1/3RD: 3 carts of 1000 brings 2000 Apples here

2/3RD: 2 carts of 1000 brings 2000*2/3 Apples here. (1000+1000*1/3)

FULL Distance: 1000*2/3(First Cart) + 1000*2/9 (Second Cart) = 8000/9 = 889 (approx)

Oops Sorry. 667 The second cart will never make it with the 333 Apples.

Don't you have to eat bananas while moving backwards also?

Nvm. He eats apples only when he HAS APPLES on board, so you are good

The other version of this problem I had will HAVE TO eat 1 apple per mile and must ensure he always has apples. In that case:

Round 1: Checkpoint Distance 200miles. 5 rounds needed to transport 3000 apples. 200*5=1000 exhausted. 2000 remaining.

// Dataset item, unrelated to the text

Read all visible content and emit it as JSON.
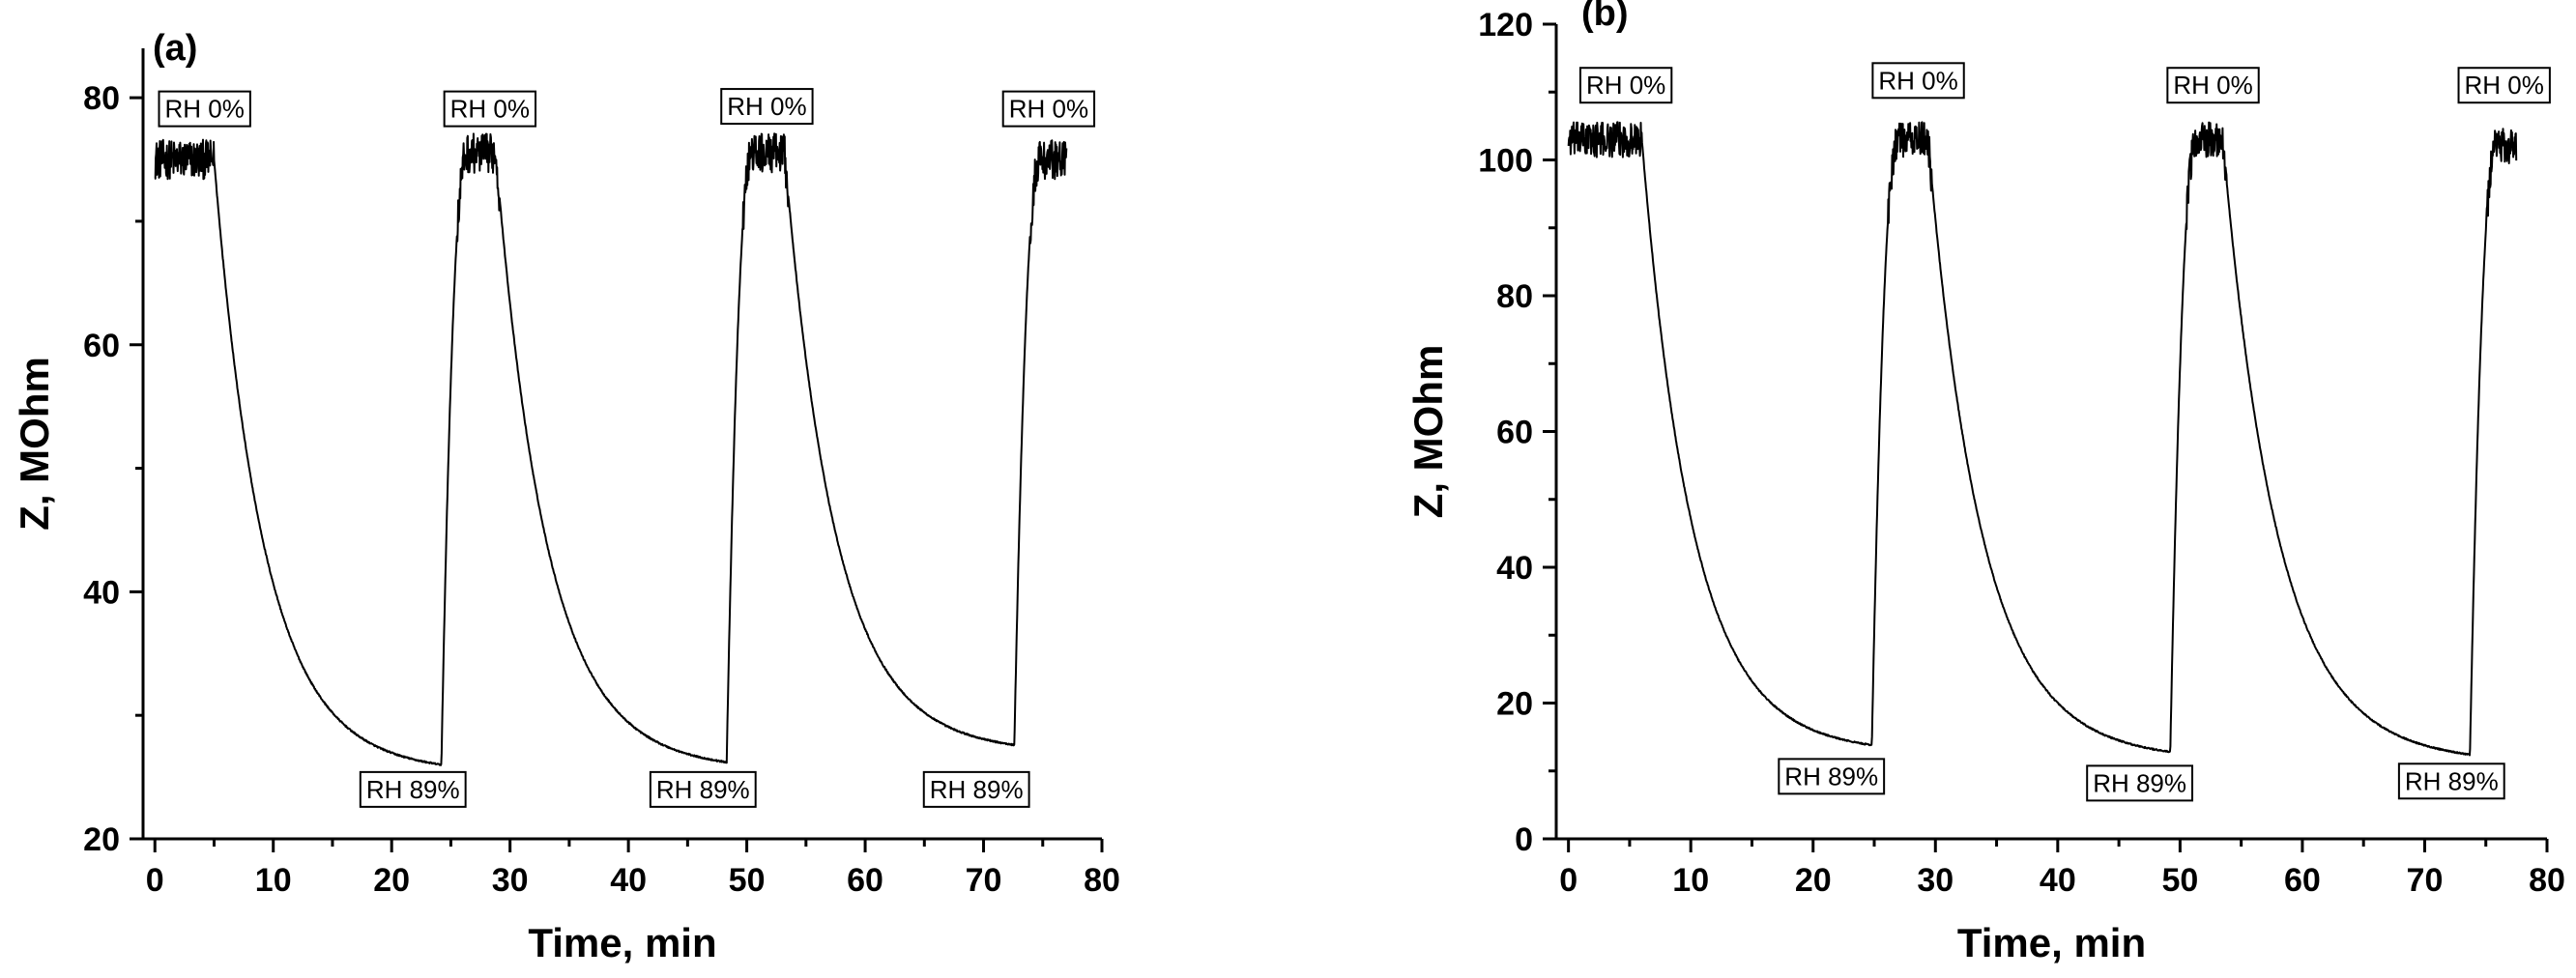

Round 2: Checkpoint Distance 333.33miles. 3 rounds required. 333.33*3=1000 apples consumed. 1000 remaining.

Round 3: Remaining distance of 1000-200-333.33=466.67miles. 466.67 apples consumed, remaining 533.33 apples.

Since the granularity of eating apples is 1 mile, the best strategy would be to transport full-cart (i.e. 1000 apples whenever possible) over 1 mile every time, and the number of apples delivered thereby would be 833.

Just to give details, until you reach 334 miles, you would need to make 3 trips for every mile (and lose 1 apple per trip for a total loss of 3x334 = 1002 apples). From there on, until 833 miles (i.e. for the next 499 miles), you would need to make 2 trips for every mile (and lose 2x499 = 998 more apples).

So now you're stuck at 1000 apples at 833 miles. Just make one more trip to reach the destination (and lose 167 more apples in the process). So the total number of apples delivered is 833. Anything wrong?

Seems right!

for 3000 apples to be transported he need to make 3 trips(i.e. Up and Down for 1st 1000 apples UP and Down for 2nd 1000 and Up for 3rd 1000 apples) one trip means 1 up and 1 down i.e 2*UP. This comes out like 5 times he is travelling the same path for 3000 apples. So for 200 mile he will consume 1000 apples leaving 2000 apples. Similarly it takes 2 trips for 2000 apples i.e.Up and Down and again Up. So after 333 meters more he will consume 999 apples, 1001 remaining. Leaving 1 apple behind he will eat 467 apples for remaining distance thus transporting 532 apples max.

is there any optimality proof for this? any resemblance with some famous algo?

@Ravi: Not sure. I have tried for a while to obtain an optimality proof. Need some systematic argument. If you come up with one, please share

I get 833 delivered after a final trip that's "eats" up 167 apples. Notice that 833<1000, so only a single final trip is required which I believe is key to optimizing the amount delivered.My logic to arrive at the depot with exactly 1000 meant having two trips each carrying 500 apples over some distance. Going 499 miles twice does the job. 167(once)+499(twice) meant the first trip was 334 miles. 3X334=1002.3000-1002=998< 2000, which is important for that require two trip wheras 2001 or more requires 3 trip. I am having trouple "generalizing" a solution or coming up with an equation that finds a max. delivery. Thoughts please?

Hi, I am not sure of a converse proof for this puzzle. I am looking for one. Let me know if you find one.

It seems like you always want to travel (# of remaining miles) * (1 / (# of apples left / carrying capacity of car)). Just a guess though.

Have you considered moving the apple addict to the banana truck?